1) Infrastructure-as-a-Service(IaaS)

It compasses the hardware and technology for computing power, storage, operating systems or other infrastructure, delivered as of premises, on-demand services rather than dedicated as on-site resources. Because customer can pay exactly the amount the service they use. It is known as utility computing. Examples, Amazon elastic compute cloud, Amazon simple storage service.

2) Platform-as-a-Service(PaaS)

In the cloud is defined as a set of software and product development tools hosted on the provider's infrastructure. Developers create applications on the provider's platform over the Internet. PaaS providers may use APIs, website portals or gateway software installed on the customer's computer. and GoogleApps are examples of PaaS. Developers need to know that currently, there are not standards for interoperability or data portability in the cloud. Some providers will not allow software created by their customers to be moved off the provider's platform.

3) Software-as-a-Service(Saas)

The vendor supplies the hardware infrastructure, the software product and interacts with the user through a front-end portal. SaaS is a very broad market. Services can be anything from Web-based email to inventory control and database processing. Because the service provider hosts both the application and the data, the end user is free to use the service from anywhere.

Cloud Computing Infrastructure Models

Built correctly, cloud computing provides significant cost advantages and provides users with the ability to become more agile and efficient in how they consume IT resources. With this said there are many options for enterprises to consider when making the decision to move to a cloud-based architecture and choosing to deploy on publically hosted clouds, private internal clouds or a hybrid environment. There are a number of considerations that go into selecting which model is appropriate for their needs, and each has some level of trade-off. Ultimately most enterprises will use a mix of models to solve more than one problem. For example, a project that might be in early development and test phases or only delivered for a temporary timeframe might be best suited for deployment in a public cloud where IT costs are lower and the capital expense for short term needs is minimized. At the same time, a more permanent project or one that has specific requirements around security, quality of service, or compliance might be ideally deployed in a private cloud or mixed hybrid environment.

Public Clouds

Public clouds are designed to be billed in a pay-as-you-grow model and are run by third party service providers, offering resources like compute power, network and storage as a service. One of the benefits of public clouds is that the amount of resource built into the service provider is fundamentally larger than a typical enterprise private cloud, meaning that the solution is designed to scale up and down based on demand. This model provides customers with a way to reduce operational risk and cost by providing a flexible, scalable service that is based on consumption.

Private Clouds

Private clouds are essentially built for exclusive use by one client, providing more control of data, security and quality of service than in a public cloud. Private clouds can both be built and managed within the walls of an enterprise or be 'hosted' externally through a service provider as a private cloud offering.

Hybrid Clouds

Hybrid clouds are a combination of both public and private cloud models. Hybrid clouds are designed to extend a private cloud with the available resources of a public cloud. This is most often seen when an enterprise anticipates planned workload spikes that generally only requires additional compute resources for a limited period of times. Hybrid models introduce the additional complexity of distributing applications and data between a public and private cloud and require strong efforts around open standards, common APIs and common infrastructure to make this model possible.
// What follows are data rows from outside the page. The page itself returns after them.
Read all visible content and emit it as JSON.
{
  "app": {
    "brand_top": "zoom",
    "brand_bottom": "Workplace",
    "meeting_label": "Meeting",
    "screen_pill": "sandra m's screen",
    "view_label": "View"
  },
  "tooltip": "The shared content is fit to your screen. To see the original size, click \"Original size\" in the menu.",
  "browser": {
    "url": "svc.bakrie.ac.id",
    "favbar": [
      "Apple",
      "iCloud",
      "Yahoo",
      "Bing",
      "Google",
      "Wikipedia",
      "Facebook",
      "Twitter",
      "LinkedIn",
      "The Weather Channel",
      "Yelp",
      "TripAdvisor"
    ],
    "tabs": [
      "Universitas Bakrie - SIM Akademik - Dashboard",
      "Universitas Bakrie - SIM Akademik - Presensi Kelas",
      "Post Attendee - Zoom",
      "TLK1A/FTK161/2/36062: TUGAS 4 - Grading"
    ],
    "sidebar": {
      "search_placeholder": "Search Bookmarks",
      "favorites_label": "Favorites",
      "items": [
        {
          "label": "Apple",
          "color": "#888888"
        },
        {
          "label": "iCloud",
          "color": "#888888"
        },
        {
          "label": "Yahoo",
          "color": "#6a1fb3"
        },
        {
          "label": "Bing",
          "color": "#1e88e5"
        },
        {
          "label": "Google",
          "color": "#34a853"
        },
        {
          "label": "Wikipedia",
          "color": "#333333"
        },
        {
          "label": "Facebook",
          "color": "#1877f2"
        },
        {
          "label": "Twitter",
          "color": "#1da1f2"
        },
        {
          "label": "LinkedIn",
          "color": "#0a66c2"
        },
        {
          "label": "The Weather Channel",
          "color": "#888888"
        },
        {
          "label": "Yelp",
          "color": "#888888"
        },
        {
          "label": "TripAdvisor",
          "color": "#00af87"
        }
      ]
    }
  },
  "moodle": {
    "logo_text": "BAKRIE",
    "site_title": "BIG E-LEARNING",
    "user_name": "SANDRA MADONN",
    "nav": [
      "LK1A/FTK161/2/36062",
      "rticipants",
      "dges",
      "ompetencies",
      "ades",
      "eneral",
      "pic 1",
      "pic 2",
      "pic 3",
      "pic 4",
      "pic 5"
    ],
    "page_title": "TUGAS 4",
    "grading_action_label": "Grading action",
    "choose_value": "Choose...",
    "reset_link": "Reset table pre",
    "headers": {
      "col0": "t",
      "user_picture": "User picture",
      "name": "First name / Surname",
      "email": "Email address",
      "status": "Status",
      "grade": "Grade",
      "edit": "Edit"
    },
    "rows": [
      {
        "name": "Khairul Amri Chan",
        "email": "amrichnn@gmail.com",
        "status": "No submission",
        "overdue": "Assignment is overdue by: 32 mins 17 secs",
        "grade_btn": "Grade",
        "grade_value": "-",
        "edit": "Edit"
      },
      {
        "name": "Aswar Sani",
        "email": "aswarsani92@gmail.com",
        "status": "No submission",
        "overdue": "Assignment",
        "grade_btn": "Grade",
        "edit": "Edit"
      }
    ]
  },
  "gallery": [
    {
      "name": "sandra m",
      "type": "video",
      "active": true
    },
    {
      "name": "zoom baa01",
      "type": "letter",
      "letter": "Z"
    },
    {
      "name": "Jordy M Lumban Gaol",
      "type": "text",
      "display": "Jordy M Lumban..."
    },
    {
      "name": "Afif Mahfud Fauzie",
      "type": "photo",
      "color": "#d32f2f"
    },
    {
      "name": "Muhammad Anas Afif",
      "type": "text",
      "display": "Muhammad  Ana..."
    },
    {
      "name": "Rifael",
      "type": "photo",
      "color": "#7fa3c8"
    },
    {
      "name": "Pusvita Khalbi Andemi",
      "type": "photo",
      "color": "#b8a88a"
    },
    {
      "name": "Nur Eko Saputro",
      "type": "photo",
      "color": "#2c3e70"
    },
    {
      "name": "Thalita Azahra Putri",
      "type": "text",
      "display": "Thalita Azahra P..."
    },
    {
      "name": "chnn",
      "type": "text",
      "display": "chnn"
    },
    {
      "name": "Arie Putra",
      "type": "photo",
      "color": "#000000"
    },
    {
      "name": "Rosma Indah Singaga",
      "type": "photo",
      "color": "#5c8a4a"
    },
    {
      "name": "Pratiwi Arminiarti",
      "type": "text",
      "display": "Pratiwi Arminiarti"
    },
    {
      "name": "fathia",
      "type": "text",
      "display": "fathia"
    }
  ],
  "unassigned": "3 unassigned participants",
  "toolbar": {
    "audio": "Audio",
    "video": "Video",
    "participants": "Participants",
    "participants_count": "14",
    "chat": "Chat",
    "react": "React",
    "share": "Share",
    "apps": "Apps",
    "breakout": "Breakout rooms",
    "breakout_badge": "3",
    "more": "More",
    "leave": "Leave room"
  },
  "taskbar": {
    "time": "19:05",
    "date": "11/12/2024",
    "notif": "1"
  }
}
Regardless of implementation, enterprises are quickly realizing that the opportunity of this new model of computing fundamentally changes the way IT services are consumed within the enterprise and it is something they need to adopt today. Addressing the need for scale, quality of service, interoperability and open systems framework, has created a turnkey software stack that enables both enterprises and service providers to easily build and manage infrastructure clouds to accelerate the transformation to this new model of computing.